Bailment

Bailment

It occurs when an item or items is transferred to another party to be hold temporarily. It is the act of placing property in the custody and control of another, usually by agreement in which the holder (bailee) is responsible for the safekeeping and return of the property. Bailment refers to the delivery of goods or property by one to another for some purpose and when the purpose is accomplished; the goods will be returned or disposed of according to the direction of the person delivering them. A gratuitous loan and the delivery of property for repair or safekeeping are also typical situations in which a bailment is created. The person who gives the items is known as the bailor, while the person who receives the items is known as the bailee. Examples: bonds left with the bank, autos parked in a garage, animals lodged with a kennel, or a storage facility.

In finance, Bailment applies to the legitimate transfer of securities, such as shares of stock, from one owner to another for the purpose of short selling. A bailment is not the same as a sale, which is an intentional transfer of ownership of personal property in exchange for something of value. There are three types of bailments: (1) for the benefit of the bailor and bailee; (2) for the sole benefit of the bailor; and (3) for the sole benefit of the bailee.
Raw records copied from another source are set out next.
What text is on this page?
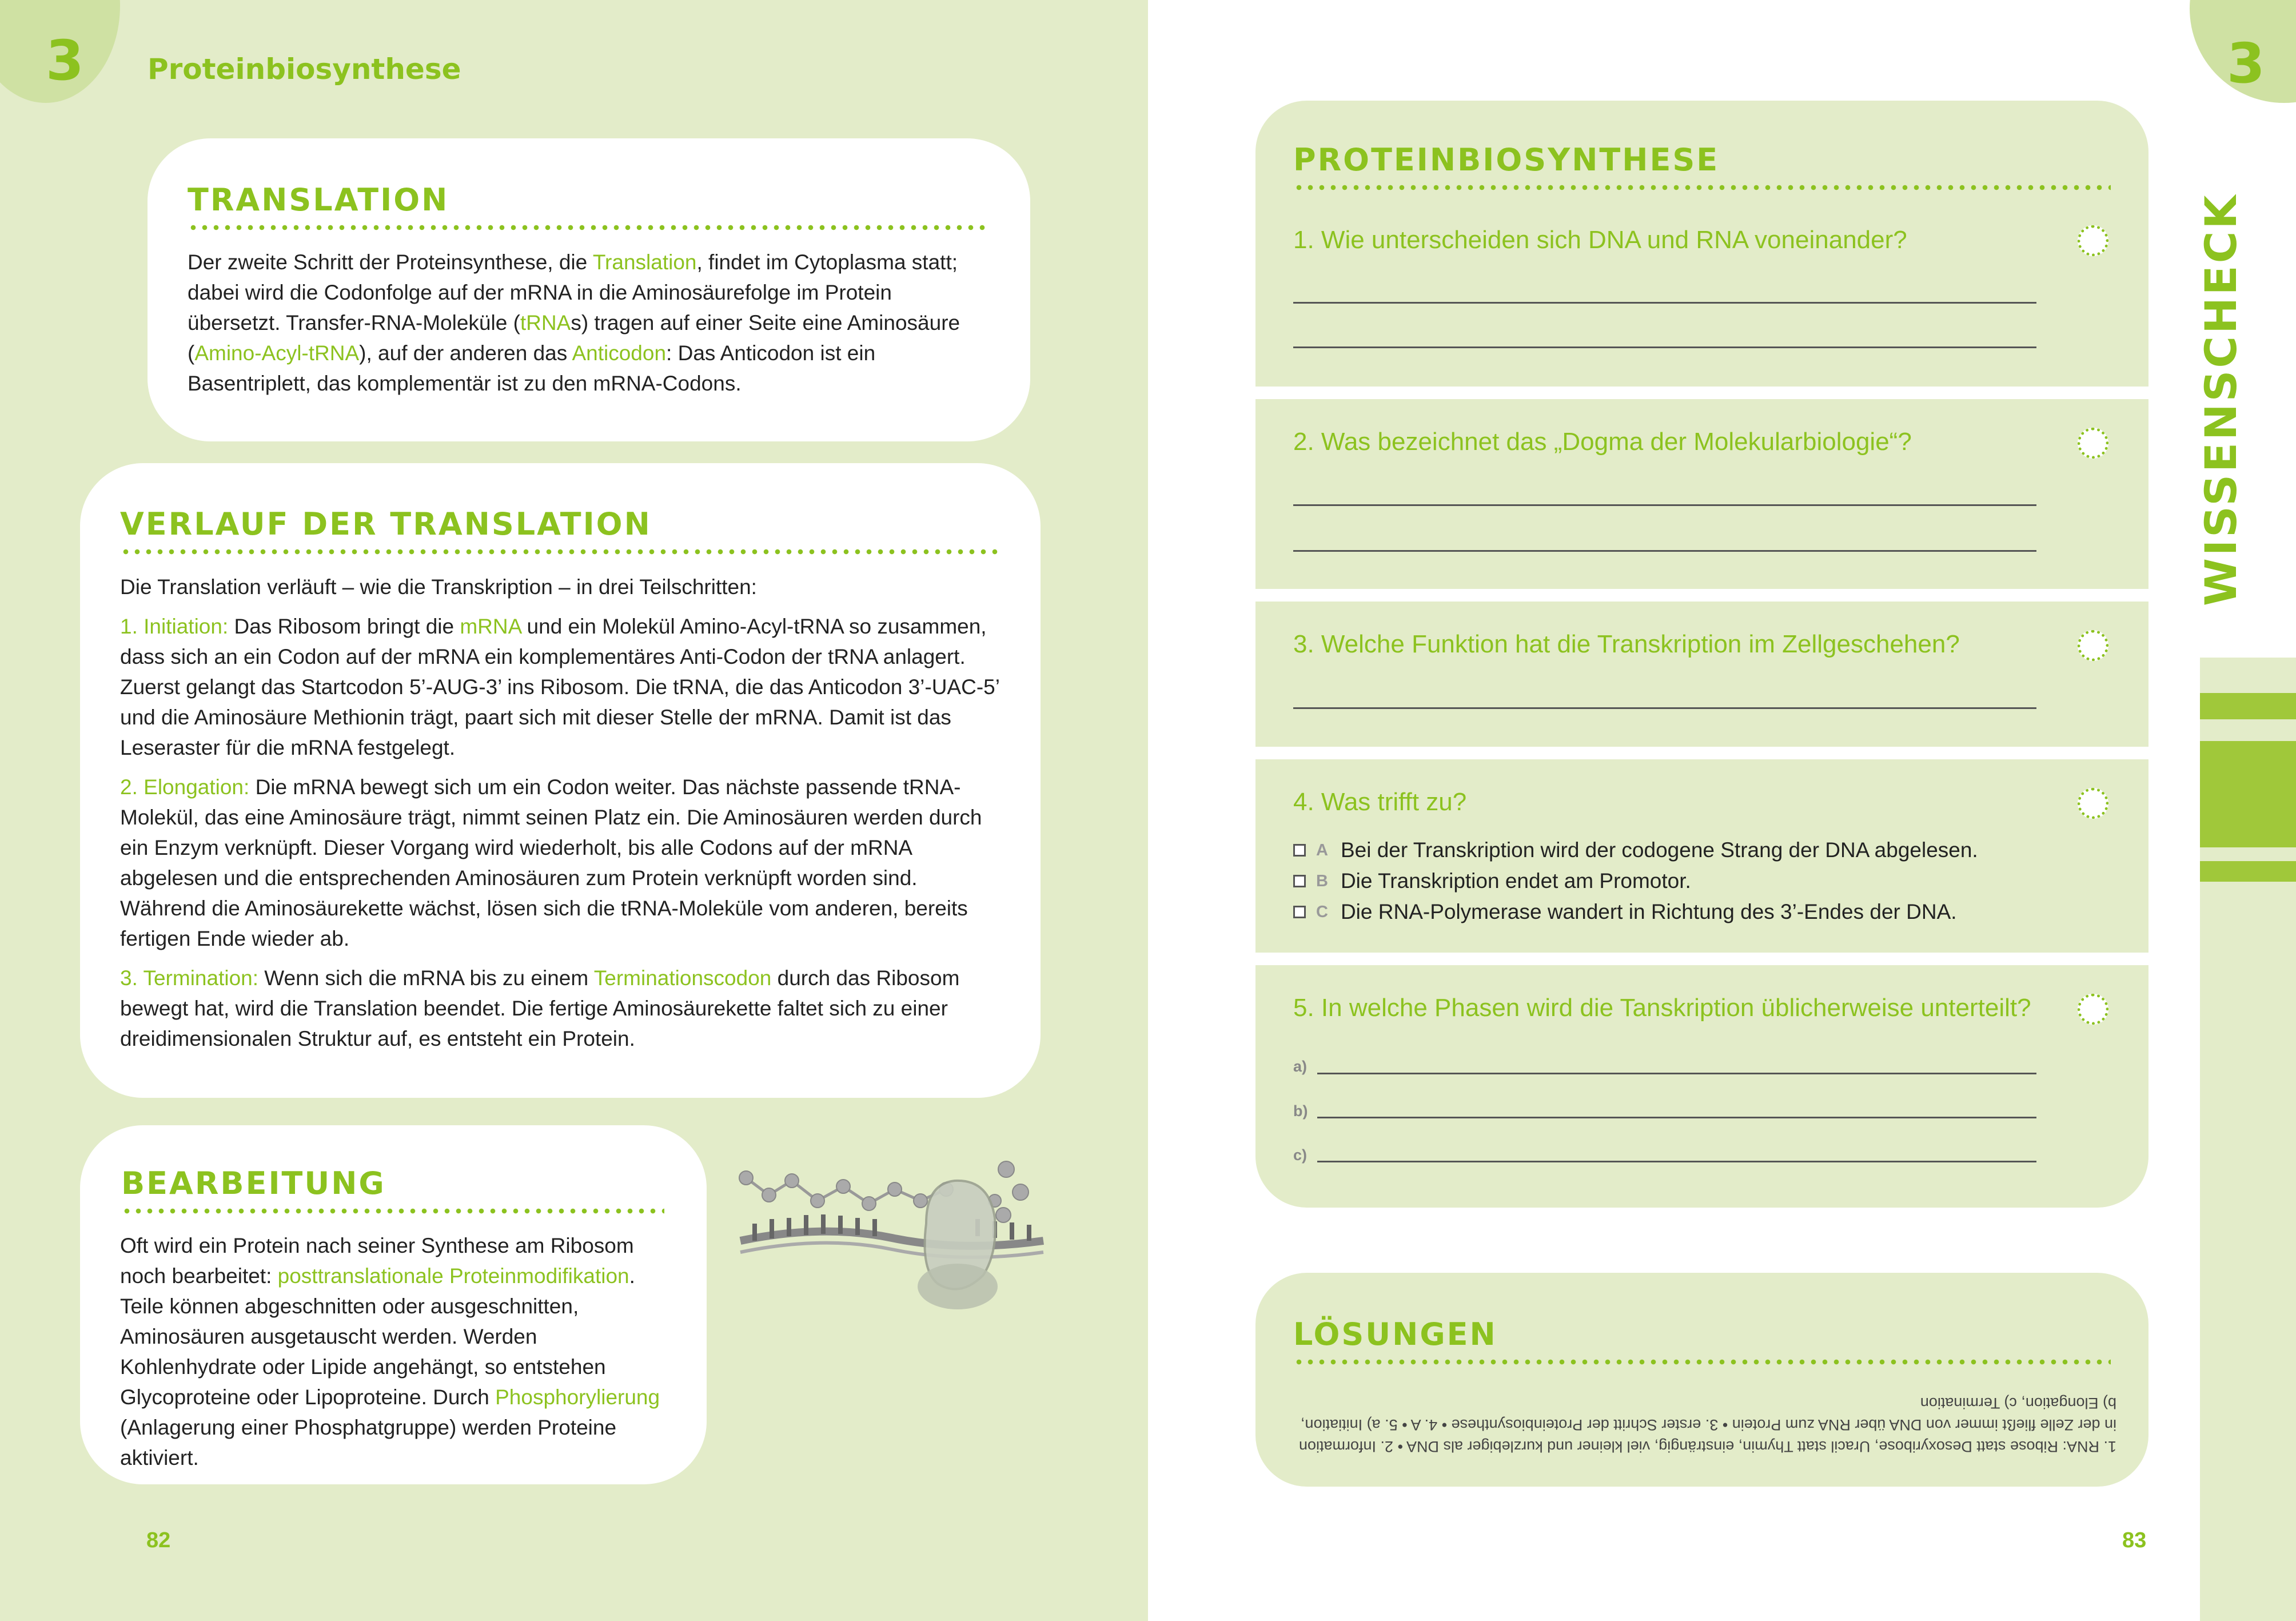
3 Proteinbiosynthese
TRANSLATION
Der zweite Schritt der Proteinsynthese, die Translation, findet im Cytoplasma statt; dabei wird die Codonfolge auf der mRNA in die Aminosäurefolge im Protein übersetzt. Transfer-RNA-Moleküle (tRNAs) tragen auf einer Seite eine Aminosäure (Amino-Acyl-tRNA), auf der anderen das Anticodon: Das Anticodon ist ein Basentriplett, das komplementär ist zu den mRNA-Codons.
VERLAUF DER TRANSLATION
Die Translation verläuft – wie die Transkription – in drei Teilschritten:
1. Initiation: Das Ribosom bringt die mRNA und ein Molekül Amino-Acyl-tRNA so zusammen, dass sich an ein Codon auf der mRNA ein komplementäres Anti-Codon der tRNA anlagert. Zuerst gelangt das Startcodon 5’-AUG-3’ ins Ribosom. Die tRNA, die das Anticodon 3’-UAC-5’ und die Aminosäure Methionin trägt, paart sich mit dieser Stelle der mRNA. Damit ist das Leseraster für die mRNA festgelegt.
2. Elongation: Die mRNA bewegt sich um ein Codon weiter. Das nächste passende tRNA-Molekül, das eine Aminosäure trägt, nimmt seinen Platz ein. Die Aminosäuren werden durch ein Enzym verknüpft. Dieser Vorgang wird wiederholt, bis alle Codons auf der mRNA abgelesen und die entsprechenden Aminosäuren zum Protein verknüpft worden sind. Während die Aminosäurekette wächst, lösen sich die tRNA-Moleküle vom anderen, bereits fertigen Ende wieder ab.
3. Termination: Wenn sich die mRNA bis zu einem Terminationscodon durch das Ribosom bewegt hat, wird die Translation beendet. Die fertige Aminosäurekette faltet sich zu einer dreidimensionalen Struktur auf, es entsteht ein Protein.
BEARBEITUNG
Oft wird ein Protein nach seiner Synthese am Ribosom noch bearbeitet: posttranslationale Proteinmodifikation. Teile können abgeschnitten oder ausgeschnitten, Aminosäuren ausgetauscht werden. Werden Kohlenhydrate oder Lipide angehängt, so entstehen Glycoproteine oder Lipoproteine. Durch Phosphorylierung (Anlagerung einer Phosphatgruppe) werden Proteine aktiviert.
82
3
PROTEINBIOSYNTHESE
1. Wie unterscheiden sich DNA und RNA voneinander?
2. Was bezeichnet das „Dogma der Molekularbiologie“?
3. Welche Funktion hat die Transkription im Zellgeschehen?
4. Was trifft zu?
A Bei der Transkription wird der codogene Strang der DNA abgelesen.
B Die Transkription endet am Promotor.
C Die RNA-Polymerase wandert in Richtung des 3’-Endes der DNA.
5. In welche Phasen wird die Tanskription üblicherweise unterteilt?
a)
b)
c)
LÖSUNGEN
1. RNA: Ribose statt Desoxyribose, Uracil statt Thymin, einsträngig, viel kleiner und kurzlebiger als DNA • 2. Information in der Zelle fließt immer von DNA über RNA zum Protein • 3. erster Schritt der Proteinbiosynthese • 4. A • 5. a) Initiation, b) Elongation, c) Termination
83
A bailment for the mutual benefit of the parties is created when there is an exchange of performances between the parties. It is a form of a contractual relationship, even if no contract has been signed. A bailment for the repair of an item is a bailment for mutual benefit when the bailee receives a fee in exchange for his or her work. In order for a bailment to exist, the bailee must have both the intent to possess the property, and actual possession of the property.